La NOAA a également participé, tout comme Woods Hole, le National Park Service, l’Institut d’archéologie nautique, le Waitt Institute et des partenaires sous contrat tels que Phoenix International, Ltd., dans RMS Titanic, Inc.dernière expédition (à ce jour) sur l’épave en août 2010. Cette mission, avec un objectif scientifique non-récupération, s’est concentrée sur le travail de William Lange et du Laboratoire d’imagerie et de visualisation Avancé WHOI pour créer une mosaïque visuelle détaillée en 2D et 3D du site. Pour ce faire, il a effectué un relevé détaillé à l’aide des véhicules sous-marins autonomes REMUS 6000 de l’Institut Waitt d’une zone de relevé d’environ dix milles marins carrés autour du site de l’épave, avec une série de relevés plus rapprochés et à plus haute résolution de la zone délimitée dans la carte WHOI de 1986 du site et des relevés encore plus rapprochés des principales caractéristiques et zones du site.

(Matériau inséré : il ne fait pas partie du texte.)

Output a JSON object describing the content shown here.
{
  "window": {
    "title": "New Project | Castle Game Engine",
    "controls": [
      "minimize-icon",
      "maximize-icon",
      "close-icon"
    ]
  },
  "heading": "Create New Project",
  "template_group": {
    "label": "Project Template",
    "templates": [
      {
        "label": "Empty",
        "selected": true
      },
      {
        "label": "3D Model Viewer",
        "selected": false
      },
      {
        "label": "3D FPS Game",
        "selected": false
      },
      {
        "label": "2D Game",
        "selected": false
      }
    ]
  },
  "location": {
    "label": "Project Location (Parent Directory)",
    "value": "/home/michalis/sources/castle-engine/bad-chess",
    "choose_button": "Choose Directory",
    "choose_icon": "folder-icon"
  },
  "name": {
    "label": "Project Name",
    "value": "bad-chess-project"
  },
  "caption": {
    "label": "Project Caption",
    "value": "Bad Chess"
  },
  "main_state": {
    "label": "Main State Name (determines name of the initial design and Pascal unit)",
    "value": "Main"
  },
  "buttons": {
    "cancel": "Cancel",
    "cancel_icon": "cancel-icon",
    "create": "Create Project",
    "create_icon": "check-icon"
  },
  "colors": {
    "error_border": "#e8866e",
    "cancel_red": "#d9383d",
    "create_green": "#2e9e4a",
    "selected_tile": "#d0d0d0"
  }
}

Ce projet a réussi à générer les données cartographiques ainsi qu’une couverture visuelle complète de l’épave, y compris des mosaïques photographiques détaillées d’un certain nombre de caractéristiques de la dispersion d’artefacts, qui comprenaient des sections de la coque du navire, des machines et de l’équipement et d’autres artefacts.
Ce qui est clair dans ce bref aperçu, c’est que les dernières décennies ont vu une expansion révolutionnaire de la capacité de l’humanité à non seulement localiser les épaves en haute mer, mais de plus en plus à capturer des images et des données qui « soulèvent virtuellement » ces épaves pour la recherche en cours ainsi que l’éducation du public. À bien des égards, le Titanic et ses environs sont susceptibles d’être la section la mieux étudiée du fond océanique profond. Ce statut est venu en raison de la nature emblématique de l’épave et du potentiel de profit de la possibilité de se connecter à ce navire et à sa perte tragique, soit par une visite des artefacts récupérés, soit par une visite virtuelle sur film ou sur une photographie. Dans le même temps, une science mesurable et importante a été menée, et en cela, une voie à suivre pour non seulement ce site mais d’autres a été démontrée, en particulier dans l’adaptation et l’adoption de la technologie pour accéder à des sites autrefois jugés inaccessibles et en tirer des leçons.
Plus d’informations
- Robert D. Ballard et Michael Sweeney, Retour sur Titanic: Un nouveau regard sur le Navire Perdu le Plus Célèbre du Monde. National Geographic Society, Washington, D.C. 2004.
- Robert D. Ballard, éd. Océanographie archéologique. Il s’agit de l’un des plus grands ouvrages de l’histoire de l’université de Princeton.